CLIR/Tufts Survey of Digital Classics available for comment

Via Humanist:

Date: Fri, 22 Oct 2010 12:09:47 -0400
From: Gregory Crane
Subject: CLIR/Tufts Survey of Digital Classics available for comment

Infrastructure for Humanities Scholarship

http://www.clir.org/activities/details/infrastructure.html

CLIR and Tufts University are engaging scholars and academic librarians in examining the services and digital objects classicists have developed, the future needs of the discipline, and the roles of libraries and other curatorial institutions in fostering the infrastructure on which the core intellectual activities of classics and many other disciplines depend. We envision a set of shared service layered over a distributed storage architecture that is seamless to end users, allows multiple contributors, and leverages institutional resources and facilities. Much of this architecture exists at individual projects and institutions; the challenge is to identify the suite of shared services to be developed.

Prior research supported by public and private agencies has created digital resources in classics, which are arguably the most developed and interconnected set of collections and associated services in any discipline outside of the sciences. Questions now posed test the limits of project-based services. The findings of the Blue Ribbon Task Force on Sustainable Digital Preservation and Access, the Library of Congress National Digital Information Infrastructure and Preservation Program (NDIIPP), and two symposia hosted by CLIR (the second with co-sponsorship by NEH) demonstrate that managing digital information requires libraries to play an active role in the research process to ensure appropriate curation and preservation of digital resources. This project will help library professionals understand the challenges of supporting new kinds of publications (e.g., treebanks, or syntactic databases for texts) and services (e.g., named entity identification
services optimized for domains such as classical studies) and engage them in designing solutions. The project will also be relevant to areas such as medieval studies, archaeology, and ancient and near eastern languages.

CLIR is seeking public comment on a literature review that identifies existing services, resources, and needs in the field of classics. The report, /*Rome Wasn’t Digitized in a Day: Building a Cyberinfrastructure for Digital Classicists*/
http://www.clir.org/pubs/archives/Babeu2010.pdf , was produced by Alison Babeu of the Perseus Project at Tufts University.

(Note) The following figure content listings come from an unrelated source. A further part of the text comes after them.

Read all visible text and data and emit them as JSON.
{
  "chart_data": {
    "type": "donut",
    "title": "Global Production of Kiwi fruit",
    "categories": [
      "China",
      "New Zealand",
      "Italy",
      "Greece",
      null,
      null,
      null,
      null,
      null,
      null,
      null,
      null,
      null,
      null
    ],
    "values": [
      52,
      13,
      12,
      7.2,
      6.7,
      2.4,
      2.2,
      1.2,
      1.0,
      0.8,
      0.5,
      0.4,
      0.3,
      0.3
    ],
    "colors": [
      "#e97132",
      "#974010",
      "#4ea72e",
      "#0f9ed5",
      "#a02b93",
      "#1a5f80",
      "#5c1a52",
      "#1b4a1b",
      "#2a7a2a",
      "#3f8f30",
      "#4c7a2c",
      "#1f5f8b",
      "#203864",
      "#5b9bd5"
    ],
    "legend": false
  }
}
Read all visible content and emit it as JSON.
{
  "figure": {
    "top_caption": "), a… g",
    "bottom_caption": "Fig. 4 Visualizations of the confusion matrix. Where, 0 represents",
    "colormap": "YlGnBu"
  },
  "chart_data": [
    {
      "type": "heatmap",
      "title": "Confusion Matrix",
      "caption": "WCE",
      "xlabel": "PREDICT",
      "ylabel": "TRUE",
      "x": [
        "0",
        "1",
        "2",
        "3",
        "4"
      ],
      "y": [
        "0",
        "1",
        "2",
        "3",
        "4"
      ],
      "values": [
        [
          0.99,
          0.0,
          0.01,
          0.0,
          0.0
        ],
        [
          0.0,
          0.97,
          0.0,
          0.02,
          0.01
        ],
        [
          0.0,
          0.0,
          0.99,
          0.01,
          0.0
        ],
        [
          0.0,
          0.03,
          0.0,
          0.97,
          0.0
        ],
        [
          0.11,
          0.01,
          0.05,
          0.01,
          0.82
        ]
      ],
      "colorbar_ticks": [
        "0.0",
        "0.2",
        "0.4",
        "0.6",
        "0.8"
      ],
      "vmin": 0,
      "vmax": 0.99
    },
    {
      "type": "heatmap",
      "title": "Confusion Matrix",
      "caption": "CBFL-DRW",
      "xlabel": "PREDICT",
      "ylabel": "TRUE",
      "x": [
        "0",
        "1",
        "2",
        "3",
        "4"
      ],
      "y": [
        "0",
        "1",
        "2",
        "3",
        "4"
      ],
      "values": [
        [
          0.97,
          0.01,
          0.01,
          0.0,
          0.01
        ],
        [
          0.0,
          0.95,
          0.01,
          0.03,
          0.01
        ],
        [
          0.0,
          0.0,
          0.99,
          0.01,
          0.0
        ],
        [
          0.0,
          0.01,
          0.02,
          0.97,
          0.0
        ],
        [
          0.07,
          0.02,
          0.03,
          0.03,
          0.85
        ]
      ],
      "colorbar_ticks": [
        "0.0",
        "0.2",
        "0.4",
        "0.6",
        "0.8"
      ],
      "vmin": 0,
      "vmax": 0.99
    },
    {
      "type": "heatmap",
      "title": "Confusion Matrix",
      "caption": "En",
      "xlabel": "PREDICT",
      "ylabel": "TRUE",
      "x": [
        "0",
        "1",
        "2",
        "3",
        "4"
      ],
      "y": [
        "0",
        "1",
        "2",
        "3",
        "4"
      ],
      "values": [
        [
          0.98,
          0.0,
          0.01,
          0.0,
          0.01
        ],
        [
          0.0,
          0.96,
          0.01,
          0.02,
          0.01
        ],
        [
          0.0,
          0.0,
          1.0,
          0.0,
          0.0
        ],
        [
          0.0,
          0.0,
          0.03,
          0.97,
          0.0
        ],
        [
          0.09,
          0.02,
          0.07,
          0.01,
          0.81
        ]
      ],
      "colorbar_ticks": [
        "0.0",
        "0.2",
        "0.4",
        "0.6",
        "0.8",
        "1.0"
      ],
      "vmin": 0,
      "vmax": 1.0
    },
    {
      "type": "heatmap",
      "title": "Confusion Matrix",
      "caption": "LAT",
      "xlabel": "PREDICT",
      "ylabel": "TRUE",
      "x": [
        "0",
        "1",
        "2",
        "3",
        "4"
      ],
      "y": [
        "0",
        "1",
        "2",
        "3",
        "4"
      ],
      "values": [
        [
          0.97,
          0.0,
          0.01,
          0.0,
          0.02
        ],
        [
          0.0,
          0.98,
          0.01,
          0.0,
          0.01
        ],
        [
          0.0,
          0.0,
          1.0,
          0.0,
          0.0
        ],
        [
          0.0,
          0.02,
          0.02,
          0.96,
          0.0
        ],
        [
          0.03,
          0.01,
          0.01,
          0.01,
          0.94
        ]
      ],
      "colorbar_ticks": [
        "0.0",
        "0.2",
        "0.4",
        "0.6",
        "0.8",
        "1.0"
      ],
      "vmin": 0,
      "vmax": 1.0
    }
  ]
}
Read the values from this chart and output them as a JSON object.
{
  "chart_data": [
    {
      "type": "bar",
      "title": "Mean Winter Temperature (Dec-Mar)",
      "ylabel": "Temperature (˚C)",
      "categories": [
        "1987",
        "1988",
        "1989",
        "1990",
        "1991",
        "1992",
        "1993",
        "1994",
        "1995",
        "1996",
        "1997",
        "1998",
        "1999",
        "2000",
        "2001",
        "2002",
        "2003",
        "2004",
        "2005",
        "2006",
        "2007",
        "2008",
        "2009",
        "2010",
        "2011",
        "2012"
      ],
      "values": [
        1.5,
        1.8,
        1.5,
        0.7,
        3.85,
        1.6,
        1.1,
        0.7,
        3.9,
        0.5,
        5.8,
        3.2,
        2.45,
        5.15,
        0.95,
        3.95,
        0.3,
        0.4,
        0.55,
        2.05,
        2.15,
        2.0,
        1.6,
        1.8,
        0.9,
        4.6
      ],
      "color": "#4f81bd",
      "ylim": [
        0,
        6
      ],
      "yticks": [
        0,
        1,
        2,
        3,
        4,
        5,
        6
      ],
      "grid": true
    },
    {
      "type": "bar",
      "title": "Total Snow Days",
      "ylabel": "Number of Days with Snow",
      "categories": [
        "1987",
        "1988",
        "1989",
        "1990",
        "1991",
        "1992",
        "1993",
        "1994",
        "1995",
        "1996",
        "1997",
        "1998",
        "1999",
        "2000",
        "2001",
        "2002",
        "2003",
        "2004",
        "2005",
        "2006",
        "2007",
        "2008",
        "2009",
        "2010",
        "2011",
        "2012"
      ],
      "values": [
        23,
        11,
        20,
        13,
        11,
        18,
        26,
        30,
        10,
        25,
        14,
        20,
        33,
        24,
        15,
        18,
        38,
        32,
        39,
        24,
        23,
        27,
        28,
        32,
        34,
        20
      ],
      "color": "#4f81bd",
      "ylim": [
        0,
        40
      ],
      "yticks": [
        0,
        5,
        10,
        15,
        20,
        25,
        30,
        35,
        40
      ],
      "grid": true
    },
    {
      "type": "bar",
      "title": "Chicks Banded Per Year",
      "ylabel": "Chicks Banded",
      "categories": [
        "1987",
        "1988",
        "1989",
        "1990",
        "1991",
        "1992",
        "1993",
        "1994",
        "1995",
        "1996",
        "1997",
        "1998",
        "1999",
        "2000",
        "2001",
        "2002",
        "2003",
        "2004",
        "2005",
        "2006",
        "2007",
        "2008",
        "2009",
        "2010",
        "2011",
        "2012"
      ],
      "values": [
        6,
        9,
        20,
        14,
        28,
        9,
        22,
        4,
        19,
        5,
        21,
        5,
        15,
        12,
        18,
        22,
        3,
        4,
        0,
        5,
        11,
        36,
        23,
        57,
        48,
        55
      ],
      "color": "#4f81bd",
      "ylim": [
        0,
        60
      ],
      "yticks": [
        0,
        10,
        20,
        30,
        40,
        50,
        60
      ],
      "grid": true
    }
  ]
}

It is intended to inform planning for the next phase of work: description of an infrastructure to support digital classics and related fields of research. (The report is a 1.8 MB .pdf file, please allow time for it to download).

Comments on the draft report should be submitted to *Kathlin Smith* (ksmith*at*clir*dot*org) by December 1, 2010. We especially encourage the identification of topics or projects that are missing in the report, or that might be represented more fully.